Trotz vieler netter Begegnungen schlug bereits die Reise nach Tulufan ein wenig aufs Gemüt. Während wir durch karge Wüstenlandschaften kurvten, fühlte man sich bei geöffnetem Fenster zunehmend sandig und auch heißes Wasser schien wie immer ein rares Gut zu sein, sodass man sich auf der Suche danach durch zahlreiche vollbesetzte Zugabteile quetschen musste. Weiterhin lastete dauerhaft der Druck auf mir, mich ständig nach weiteren Projekt-Teilnehmern umzusehen bis ich schließlich die Hälfte geschafft hatte.
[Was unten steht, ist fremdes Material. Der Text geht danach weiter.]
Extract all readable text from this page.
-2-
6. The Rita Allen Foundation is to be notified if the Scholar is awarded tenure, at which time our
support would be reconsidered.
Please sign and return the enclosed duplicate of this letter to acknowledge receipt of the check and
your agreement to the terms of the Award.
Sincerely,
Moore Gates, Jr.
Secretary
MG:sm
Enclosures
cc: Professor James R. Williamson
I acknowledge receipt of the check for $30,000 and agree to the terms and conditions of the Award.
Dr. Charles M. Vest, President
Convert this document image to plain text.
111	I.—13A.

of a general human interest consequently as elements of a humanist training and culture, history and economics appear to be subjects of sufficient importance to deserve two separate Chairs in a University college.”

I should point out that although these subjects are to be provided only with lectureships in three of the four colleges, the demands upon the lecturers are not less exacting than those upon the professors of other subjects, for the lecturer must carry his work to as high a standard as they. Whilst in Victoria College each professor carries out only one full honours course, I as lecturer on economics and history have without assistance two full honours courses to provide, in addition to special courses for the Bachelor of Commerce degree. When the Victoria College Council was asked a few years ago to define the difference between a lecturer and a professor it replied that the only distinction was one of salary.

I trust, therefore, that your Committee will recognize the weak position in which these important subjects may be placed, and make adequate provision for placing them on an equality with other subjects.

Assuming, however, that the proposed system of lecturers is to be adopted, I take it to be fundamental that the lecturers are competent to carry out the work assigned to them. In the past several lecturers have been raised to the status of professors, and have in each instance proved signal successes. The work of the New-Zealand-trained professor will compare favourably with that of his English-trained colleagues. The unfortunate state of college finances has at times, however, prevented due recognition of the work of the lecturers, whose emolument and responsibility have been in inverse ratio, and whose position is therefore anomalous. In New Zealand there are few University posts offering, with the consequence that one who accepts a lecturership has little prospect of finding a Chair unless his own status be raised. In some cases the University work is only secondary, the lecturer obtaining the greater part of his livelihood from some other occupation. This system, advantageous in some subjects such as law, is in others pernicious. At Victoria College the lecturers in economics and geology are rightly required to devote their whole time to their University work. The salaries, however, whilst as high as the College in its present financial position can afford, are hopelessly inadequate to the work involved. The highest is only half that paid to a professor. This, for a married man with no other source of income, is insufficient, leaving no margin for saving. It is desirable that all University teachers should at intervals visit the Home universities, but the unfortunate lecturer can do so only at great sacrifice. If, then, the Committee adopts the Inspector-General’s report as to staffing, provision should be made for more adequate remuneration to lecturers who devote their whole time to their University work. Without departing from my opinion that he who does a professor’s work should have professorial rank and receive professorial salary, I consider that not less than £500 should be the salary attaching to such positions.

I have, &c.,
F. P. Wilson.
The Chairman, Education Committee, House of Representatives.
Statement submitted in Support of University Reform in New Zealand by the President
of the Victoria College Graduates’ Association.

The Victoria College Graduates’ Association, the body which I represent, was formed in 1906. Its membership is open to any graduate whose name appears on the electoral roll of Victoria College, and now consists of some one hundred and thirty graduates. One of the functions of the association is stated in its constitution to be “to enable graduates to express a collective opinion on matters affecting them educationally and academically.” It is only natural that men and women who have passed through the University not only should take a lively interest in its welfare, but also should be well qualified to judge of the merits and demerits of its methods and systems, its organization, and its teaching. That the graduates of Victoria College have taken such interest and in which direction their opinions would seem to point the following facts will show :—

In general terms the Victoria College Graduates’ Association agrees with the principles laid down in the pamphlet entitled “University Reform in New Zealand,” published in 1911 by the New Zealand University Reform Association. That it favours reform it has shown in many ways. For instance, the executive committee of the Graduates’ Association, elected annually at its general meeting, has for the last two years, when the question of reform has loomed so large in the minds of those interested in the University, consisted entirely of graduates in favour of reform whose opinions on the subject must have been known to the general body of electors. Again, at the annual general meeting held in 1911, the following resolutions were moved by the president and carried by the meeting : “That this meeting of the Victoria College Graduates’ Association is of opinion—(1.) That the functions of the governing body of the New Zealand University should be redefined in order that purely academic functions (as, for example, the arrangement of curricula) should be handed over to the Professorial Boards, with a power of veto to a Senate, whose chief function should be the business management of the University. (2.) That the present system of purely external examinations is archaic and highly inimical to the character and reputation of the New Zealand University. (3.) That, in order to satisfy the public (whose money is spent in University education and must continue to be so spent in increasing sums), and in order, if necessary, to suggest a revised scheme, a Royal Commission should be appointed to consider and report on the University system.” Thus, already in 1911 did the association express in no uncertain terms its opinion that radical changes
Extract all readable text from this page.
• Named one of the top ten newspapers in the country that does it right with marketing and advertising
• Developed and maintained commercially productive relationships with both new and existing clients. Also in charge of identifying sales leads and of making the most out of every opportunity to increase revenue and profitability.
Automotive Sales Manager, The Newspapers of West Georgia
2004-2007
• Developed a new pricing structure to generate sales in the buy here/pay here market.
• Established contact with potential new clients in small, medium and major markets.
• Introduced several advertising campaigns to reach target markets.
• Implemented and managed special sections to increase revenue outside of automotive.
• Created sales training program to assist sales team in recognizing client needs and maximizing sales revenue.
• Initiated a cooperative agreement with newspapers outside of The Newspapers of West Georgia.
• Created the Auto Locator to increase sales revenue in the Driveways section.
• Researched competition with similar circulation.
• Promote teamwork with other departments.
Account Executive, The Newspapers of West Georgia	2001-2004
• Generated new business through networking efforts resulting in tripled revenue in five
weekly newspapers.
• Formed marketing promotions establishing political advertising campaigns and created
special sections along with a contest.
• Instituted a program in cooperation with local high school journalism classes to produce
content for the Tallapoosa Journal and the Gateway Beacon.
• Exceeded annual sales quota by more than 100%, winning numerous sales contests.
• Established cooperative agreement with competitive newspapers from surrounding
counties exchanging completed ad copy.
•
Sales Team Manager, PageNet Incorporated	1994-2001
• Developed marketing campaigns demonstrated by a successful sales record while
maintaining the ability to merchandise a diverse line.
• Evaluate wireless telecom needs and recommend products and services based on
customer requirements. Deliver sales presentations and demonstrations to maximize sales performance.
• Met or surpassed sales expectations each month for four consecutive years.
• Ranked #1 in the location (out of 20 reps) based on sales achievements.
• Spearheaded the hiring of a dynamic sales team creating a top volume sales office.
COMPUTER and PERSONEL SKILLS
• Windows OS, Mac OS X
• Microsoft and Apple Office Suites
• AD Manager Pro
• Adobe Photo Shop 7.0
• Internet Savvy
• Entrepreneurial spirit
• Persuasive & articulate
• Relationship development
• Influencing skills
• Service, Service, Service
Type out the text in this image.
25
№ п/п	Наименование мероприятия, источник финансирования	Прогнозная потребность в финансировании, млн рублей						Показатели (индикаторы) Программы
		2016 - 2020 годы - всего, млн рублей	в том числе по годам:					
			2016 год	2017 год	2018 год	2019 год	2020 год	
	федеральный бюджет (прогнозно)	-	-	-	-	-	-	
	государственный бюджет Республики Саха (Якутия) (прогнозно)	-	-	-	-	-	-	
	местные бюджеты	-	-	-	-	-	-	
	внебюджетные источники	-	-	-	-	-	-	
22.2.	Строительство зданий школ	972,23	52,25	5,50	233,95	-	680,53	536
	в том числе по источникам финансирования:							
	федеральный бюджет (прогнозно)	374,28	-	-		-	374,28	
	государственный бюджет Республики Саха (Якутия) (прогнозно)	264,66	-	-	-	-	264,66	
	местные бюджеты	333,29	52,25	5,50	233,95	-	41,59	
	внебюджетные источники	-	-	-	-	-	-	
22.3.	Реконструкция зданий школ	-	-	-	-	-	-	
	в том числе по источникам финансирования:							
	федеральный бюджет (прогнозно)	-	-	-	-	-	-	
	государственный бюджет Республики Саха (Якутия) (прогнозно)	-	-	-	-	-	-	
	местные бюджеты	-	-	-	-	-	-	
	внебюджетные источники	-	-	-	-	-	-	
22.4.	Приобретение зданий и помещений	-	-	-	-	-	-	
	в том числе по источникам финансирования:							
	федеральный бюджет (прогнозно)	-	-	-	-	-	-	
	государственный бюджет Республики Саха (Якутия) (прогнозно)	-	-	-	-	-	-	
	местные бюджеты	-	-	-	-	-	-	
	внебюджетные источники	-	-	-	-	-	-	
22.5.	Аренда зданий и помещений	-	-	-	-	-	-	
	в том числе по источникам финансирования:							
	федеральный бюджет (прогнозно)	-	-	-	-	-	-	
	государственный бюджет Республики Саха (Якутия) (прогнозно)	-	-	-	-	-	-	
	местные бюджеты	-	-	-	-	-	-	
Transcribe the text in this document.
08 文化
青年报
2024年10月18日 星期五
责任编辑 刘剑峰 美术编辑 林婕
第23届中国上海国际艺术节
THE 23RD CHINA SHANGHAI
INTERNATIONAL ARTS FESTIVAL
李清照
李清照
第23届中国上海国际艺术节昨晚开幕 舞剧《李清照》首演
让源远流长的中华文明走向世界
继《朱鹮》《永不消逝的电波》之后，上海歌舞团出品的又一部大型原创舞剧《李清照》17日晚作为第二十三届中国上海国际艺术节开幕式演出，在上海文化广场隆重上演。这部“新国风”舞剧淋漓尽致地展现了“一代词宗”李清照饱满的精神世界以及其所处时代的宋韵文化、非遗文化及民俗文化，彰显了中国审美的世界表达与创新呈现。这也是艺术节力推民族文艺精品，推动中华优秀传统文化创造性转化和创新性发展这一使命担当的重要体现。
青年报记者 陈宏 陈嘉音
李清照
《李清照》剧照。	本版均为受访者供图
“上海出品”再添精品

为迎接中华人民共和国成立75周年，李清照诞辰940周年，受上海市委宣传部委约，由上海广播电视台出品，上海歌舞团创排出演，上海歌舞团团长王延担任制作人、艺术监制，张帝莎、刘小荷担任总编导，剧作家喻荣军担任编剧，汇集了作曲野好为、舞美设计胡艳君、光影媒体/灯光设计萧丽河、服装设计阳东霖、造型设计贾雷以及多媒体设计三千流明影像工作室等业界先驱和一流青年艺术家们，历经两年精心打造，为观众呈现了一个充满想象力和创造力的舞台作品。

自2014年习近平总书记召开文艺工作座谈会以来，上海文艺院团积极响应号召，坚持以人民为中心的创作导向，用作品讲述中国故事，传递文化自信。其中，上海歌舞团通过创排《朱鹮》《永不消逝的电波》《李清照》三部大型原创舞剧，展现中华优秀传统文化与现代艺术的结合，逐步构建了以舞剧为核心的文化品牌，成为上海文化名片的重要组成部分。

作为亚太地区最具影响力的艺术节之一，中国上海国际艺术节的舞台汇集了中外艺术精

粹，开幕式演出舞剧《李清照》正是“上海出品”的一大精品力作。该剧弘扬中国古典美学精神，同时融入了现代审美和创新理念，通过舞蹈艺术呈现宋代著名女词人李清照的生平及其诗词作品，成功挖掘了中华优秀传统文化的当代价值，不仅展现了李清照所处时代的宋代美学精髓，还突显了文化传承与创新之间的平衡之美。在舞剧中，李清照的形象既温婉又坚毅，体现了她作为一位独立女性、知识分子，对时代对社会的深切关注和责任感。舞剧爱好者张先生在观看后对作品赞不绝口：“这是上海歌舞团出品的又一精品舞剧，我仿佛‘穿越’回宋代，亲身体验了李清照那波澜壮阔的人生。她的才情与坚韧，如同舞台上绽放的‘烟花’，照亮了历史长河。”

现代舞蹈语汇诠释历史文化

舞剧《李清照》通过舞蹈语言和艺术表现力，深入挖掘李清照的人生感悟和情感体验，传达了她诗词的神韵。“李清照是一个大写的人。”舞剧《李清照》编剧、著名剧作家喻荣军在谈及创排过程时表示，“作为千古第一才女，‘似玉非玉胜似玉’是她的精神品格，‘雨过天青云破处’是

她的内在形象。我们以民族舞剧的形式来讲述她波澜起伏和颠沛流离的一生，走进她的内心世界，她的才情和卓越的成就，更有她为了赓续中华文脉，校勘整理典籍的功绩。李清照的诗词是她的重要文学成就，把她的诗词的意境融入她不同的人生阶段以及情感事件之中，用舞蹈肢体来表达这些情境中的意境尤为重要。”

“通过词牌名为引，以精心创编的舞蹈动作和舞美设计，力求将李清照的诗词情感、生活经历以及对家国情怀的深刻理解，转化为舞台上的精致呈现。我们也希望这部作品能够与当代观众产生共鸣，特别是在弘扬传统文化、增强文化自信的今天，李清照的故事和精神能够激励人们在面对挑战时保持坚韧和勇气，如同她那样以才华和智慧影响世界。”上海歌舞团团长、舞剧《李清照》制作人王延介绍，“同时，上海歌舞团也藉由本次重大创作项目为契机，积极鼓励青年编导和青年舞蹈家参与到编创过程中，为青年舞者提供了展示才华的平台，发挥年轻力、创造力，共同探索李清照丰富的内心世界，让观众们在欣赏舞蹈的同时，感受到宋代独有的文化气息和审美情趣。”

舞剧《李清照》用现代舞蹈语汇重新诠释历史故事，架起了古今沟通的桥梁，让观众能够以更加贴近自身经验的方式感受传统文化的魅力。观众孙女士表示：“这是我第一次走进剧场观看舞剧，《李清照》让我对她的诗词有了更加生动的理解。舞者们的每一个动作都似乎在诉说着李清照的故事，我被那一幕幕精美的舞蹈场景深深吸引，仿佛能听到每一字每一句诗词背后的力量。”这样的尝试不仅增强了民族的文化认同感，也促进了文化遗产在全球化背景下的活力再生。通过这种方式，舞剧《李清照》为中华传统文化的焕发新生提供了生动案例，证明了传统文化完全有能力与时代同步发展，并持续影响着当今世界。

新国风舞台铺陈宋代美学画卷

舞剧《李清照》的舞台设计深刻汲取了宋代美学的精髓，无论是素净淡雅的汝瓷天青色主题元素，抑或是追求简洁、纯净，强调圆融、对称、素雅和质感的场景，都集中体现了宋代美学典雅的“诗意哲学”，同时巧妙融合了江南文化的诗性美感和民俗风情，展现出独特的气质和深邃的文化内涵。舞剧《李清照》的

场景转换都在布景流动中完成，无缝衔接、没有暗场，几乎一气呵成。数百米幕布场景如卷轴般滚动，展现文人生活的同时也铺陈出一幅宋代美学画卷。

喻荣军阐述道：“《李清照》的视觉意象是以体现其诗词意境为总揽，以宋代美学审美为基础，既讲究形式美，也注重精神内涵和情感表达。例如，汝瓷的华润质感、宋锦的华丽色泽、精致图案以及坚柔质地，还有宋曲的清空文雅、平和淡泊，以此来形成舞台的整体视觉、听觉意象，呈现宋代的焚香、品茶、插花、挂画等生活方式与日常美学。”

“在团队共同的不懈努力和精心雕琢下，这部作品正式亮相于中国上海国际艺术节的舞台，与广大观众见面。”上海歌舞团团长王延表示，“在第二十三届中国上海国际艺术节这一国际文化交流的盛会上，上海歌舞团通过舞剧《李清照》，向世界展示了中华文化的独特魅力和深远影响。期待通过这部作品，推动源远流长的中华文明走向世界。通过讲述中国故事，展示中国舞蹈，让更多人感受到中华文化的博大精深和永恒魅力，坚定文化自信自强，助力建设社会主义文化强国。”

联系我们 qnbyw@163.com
In Tulufan angekommen war allerdings erst ein Drittel der Strecke überstanden und nach einem herzlichen Abschied von den beiden Studenten bereitete ich mich auf den zweiten Teil des Ganzen vor und landete zufällig am Bahnhof einen richtigen Glückstreffer. Hier begegnete ich einem netten chinesischen Soldaten, der gerade von seiner Stationierung in der Xinjiang-Region zurückkehrte und mich gleich seinen vier Kollegen vorstellte. Auf diese Weise hatte ich im Handumdrehen ein weiteres Viertel meiner Projektarbeit abgeschlossen, eine Einladung nach Kashgar erhalten und ein bisschen Englischlehrer gespielt.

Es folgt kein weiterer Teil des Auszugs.